Дни уже не так жарки, как неделю назад, зато ночами потеплело. Погода установилась не солнечная, но тихая. Ровный мягкий свет струился в окно с утра до вечера. Сейчас около пяти часов пополудни. Маленький гражданин чувствует себя уже вполне сносно, он только что «умял» тарелку каши, приготовленной Вацеком Полляком. Вацек забирает пустую тарелку, выносит на кухню и возвращается с чаем. Затем подает больному немного фруктов. Гражданин Гольдберг берет тарелочку, но фруктов не вкушает.

— Вацек Полляк, — вдруг произносит он.

— Ну?

— Да так… — говорит Гольдберг.

— Чего тебе?

— Вацек Полляк, я хочу сказать тебе, что я счастливчик.

— Вот уж не думаю. Этого я бы не сказал…

— Я действительно счастливчик, но ты не знаешь почему… Как подумаю, что «это» могло случиться там, среди каменных стен, в городе, где у меня единственный приятель — этот мерзкий доктор Гольдберг, бочка с желчью, который, зная, как я в нем нуждаюсь, умышленно бы не приходил… И вдобавок ведь его нет, Вацек Полляк… Он за границей. Нет, я удачливый!

Вацек Полляк садится возле кровати и начинает забавляться трубой.
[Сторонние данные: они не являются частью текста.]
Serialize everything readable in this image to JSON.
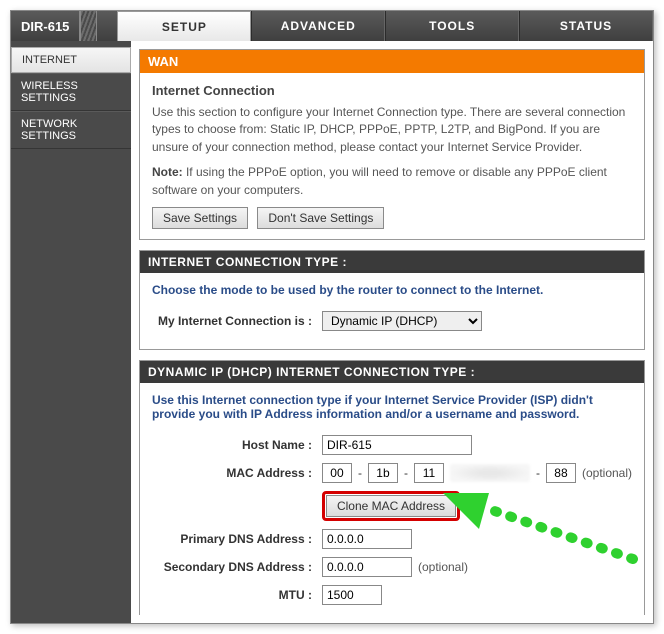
{
  "model": "DIR-615",
  "tabs": {
    "setup": "SETUP",
    "advanced": "ADVANCED",
    "tools": "TOOLS",
    "status": "STATUS"
  },
  "sidebar": {
    "internet": "INTERNET",
    "wireless": "WIRELESS SETTINGS",
    "network": "NETWORK SETTINGS"
  },
  "wan": {
    "head": "WAN",
    "subtitle": "Internet Connection",
    "desc": "Use this section to configure your Internet Connection type. There are several connection types to choose from: Static IP, DHCP, PPPoE, PPTP, L2TP, and BigPond. If you are unsure of your connection method, please contact your Internet Service Provider.",
    "note_label": "Note:",
    "note": " If using the PPPoE option, you will need to remove or disable any PPPoE client software on your computers.",
    "save": "Save Settings",
    "dont_save": "Don't Save Settings"
  },
  "conn_type": {
    "head": "INTERNET CONNECTION TYPE :",
    "instruction": "Choose the mode to be used by the router to connect to the Internet.",
    "label": "My Internet Connection is :",
    "value": "Dynamic IP (DHCP)"
  },
  "dhcp": {
    "head": "DYNAMIC IP (DHCP) INTERNET CONNECTION TYPE :",
    "instruction": "Use this Internet connection type if your Internet Service Provider (ISP) didn't provide you with IP Address information and/or a username and password.",
    "host_label": "Host Name :",
    "host_value": "DIR-615",
    "mac_label": "MAC Address :",
    "mac": [
      "00",
      "1b",
      "11",
      "",
      "",
      "88"
    ],
    "optional": "(optional)",
    "clone": "Clone MAC Address",
    "pdns_label": "Primary DNS Address :",
    "pdns_value": "0.0.0.0",
    "sdns_label": "Secondary DNS Address :",
    "sdns_value": "0.0.0.0",
    "mtu_label": "MTU :",
    "mtu_value": "1500"
  }
}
— Видишь ли… Он приговорен ко мне, а я к нему: у него никого нет, у меня никого нет, он никому не нужен, и я никому не нужен, и поэтому мы так и ненавидим друг друга… Когда наступает вечер, ему не к кому пойти, и мне не к кому пойти. Когда приходит праздник, то же самое — он не знает, куда себя девать, и я не знаю… Он ждет, чтобы я сделал первый шаг и позвонил ему, а я со своей стороны жду того же самого от него. В конце концов кто-нибудь из нас делает первый шаг — и поток желчи и ненависти прорывается наружу, Вацек Полляк. Мы оба давно поняли, что обречены довольствоваться обществом друг друга, должны всегда быть вместе, связаны одной веревочкой. В нашем возрасте единственные существа, на которых можно положиться, — это родные, но ни у него, ни у меня нет семьи. У меня всех убили, у него тоже убили. Сразу же после войны надо было обзавестись семьей, что-то предпринять, а не плакать, ведь слезами мертвым не поможешь, но мы не обзавелись семьями и не успели оглянуться, как превратились в дряхлых старикашек. Но он по-прежнему не хочет примириться с мыслью, что, так сказать, опоздал на последний автобус! И подумать только, что я мог бы лежать в четырех стенах, не видя зеленого листка, и один как перст, между тем как здесь… Вацек Полляк! Ну кто бы еще согласился сделать для меня то, что делаешь ты? Убираешь, подаешь, приносишь, поешь, играешь на трубе.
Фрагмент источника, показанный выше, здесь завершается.